Epiney Simon · Ständerat · 2004-03-18
Epiney Simon · Ständerat · Wallis · Christlichdemokratische Fraktion · 2004-03-18
Wortprotokoll
Lors de l'adhésion de la Suisse à la Convention de l'ONU relative aux droits de l'enfant, la Suisse a émis un certain nombre de réserves en faveur du droit interne. Au printemps 2002, le Comité de l'ONU des droits de l'enfant a sollicité de notre pays qu'il renonce à ces réserves au vu du développement de notre législation interne.
A l'article 5 de la convention, la Suisse avait émis une réserve concernant l'autorité parentale, et ce sur intervention de la Commission des affaires juridiques du Conseil des Etats. Selon l'arrêté fédéral du 13 décembre 1996 concernant l'adhésion de la Suisse à cette convention, le Conseil fédéral est autorisé à retirer les réserves devenues sans objet. Comme c'était notre conseil qui avait introduit cette réserve, le Conseil fédéral a décidé de requérir l'avis de notre commission et l'avis du plénum également. Notre commission a examiné cet objet. Sur le plan de la procédure, nous nous trouvions en face de trois possibilités:
1. ne rien faire et inviter le Conseil fédéral à utiliser le mandat que lui octroie l'arrêté fédéral que je viens d'évoquer;
2. adresser une lettre au Département fédéral des affaires étrangères pour lui manifester soit notre soutien, soit notre réticence;
3. déposer un postulat à l'intention du Conseil fédéral, en le priant d'examiner l'opportunité de retirer cette réserve.

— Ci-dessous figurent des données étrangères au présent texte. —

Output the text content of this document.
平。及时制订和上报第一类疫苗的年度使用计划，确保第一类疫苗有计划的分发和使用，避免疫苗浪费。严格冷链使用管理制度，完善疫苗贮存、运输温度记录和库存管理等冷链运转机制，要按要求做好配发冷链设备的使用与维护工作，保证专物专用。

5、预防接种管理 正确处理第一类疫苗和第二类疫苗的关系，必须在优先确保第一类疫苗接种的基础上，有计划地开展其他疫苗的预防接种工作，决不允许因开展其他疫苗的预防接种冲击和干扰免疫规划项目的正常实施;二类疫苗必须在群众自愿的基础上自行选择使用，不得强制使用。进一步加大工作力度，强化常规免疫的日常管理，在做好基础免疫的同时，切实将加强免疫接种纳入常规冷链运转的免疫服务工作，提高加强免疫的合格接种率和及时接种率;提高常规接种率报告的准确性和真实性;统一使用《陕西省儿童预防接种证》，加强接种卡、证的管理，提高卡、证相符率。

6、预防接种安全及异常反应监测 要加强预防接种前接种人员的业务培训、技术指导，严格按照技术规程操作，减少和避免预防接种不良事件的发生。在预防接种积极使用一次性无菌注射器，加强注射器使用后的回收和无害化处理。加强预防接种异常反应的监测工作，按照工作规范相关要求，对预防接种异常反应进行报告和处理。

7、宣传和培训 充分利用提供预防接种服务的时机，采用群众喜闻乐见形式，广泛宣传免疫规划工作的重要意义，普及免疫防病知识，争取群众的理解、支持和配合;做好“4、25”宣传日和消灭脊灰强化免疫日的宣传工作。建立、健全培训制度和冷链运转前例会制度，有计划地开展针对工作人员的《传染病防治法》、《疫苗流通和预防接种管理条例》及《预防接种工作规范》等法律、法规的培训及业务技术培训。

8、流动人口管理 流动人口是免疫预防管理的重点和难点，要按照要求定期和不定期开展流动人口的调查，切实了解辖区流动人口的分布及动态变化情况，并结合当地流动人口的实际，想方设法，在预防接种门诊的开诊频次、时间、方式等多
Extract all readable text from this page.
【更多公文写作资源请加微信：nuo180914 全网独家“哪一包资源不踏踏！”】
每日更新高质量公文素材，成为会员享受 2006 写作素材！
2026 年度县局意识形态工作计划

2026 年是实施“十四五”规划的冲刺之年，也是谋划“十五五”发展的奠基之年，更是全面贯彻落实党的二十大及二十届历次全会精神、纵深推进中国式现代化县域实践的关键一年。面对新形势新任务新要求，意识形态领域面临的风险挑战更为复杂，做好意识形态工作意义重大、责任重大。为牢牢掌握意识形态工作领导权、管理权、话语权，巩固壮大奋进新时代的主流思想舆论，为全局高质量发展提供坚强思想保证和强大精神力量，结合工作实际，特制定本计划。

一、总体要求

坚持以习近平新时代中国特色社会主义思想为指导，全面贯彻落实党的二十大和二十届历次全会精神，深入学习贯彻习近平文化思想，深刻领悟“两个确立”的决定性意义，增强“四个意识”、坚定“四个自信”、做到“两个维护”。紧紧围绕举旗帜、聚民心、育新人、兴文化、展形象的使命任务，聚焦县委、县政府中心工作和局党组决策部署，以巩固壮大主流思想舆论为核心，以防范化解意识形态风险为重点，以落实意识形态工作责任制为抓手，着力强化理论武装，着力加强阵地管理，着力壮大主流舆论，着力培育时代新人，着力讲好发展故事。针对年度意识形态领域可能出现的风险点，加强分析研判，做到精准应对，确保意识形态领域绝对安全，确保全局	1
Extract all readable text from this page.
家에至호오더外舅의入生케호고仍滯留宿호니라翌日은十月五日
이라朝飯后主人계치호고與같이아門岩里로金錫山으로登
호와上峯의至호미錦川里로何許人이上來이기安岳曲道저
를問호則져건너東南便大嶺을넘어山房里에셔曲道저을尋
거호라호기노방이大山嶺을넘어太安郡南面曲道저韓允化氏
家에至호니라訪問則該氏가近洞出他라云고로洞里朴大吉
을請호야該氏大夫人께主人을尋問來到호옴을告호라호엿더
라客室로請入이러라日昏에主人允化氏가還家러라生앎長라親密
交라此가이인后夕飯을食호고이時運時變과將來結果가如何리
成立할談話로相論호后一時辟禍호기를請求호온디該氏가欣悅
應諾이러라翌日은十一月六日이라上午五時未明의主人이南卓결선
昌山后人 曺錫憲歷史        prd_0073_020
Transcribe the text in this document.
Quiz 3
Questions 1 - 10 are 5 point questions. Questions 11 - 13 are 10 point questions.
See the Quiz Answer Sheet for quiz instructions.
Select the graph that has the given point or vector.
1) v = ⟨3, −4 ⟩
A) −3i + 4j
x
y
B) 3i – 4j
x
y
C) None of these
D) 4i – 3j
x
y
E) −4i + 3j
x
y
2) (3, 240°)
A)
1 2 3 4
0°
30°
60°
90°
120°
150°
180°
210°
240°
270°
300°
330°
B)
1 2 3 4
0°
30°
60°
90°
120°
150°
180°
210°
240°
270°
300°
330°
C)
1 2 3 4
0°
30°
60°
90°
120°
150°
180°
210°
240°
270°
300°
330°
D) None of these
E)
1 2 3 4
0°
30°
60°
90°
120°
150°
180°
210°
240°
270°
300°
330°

Finalement, après discussion, nous avons opté pour la recommandation qui invite le Conseil fédéral à entreprendre les démarches nécessaires en vue de retirer cette réserve. Vous l'avez constaté, le Conseil fédéral est prêt à accepter cette recommandation. Sur le plan matériel maintenant, la réserve est en fait non pas une réserve au sens proprement dit, mais c'est une déclaration interprétative de l'article 5 de la convention. Il n'existe dès lors, de l'avis de notre commission, aucune raison juridique de maintenir cette "fausse réserve", comme l'appelle avec raison le Conseil fédéral.
Je rappelle qu'en vertu de l'article 5 de cette convention, les Etats s'engagent à respecter la responsabilité, le droit et le devoir qu'ont les parents de donner à l'enfant, d'une manière qui corresponde au développement de ses capacités, l'orientation et les conseils appropriés à l'exercice des droits que lui confère la convention. De notre point de vue, ce texte est conforme à notre conception de l'autorité parentale. Je vous rappelle que le nouveau droit de la famille définit les droits et obligations de l'enfant et des titulaires de l'autorité parentale en particulier aux articles 264, 272, 274, 296, 301, 302, 306 et 307 du Code civil.
Donc, actuellement, le droit national est tout à fait en conformité avec le droit international qui est prévu dans la convention.
Je vous demande donc d'accepter cette recommandation et d'inviter le Conseil fédéral à retirer cette réserve interprétative.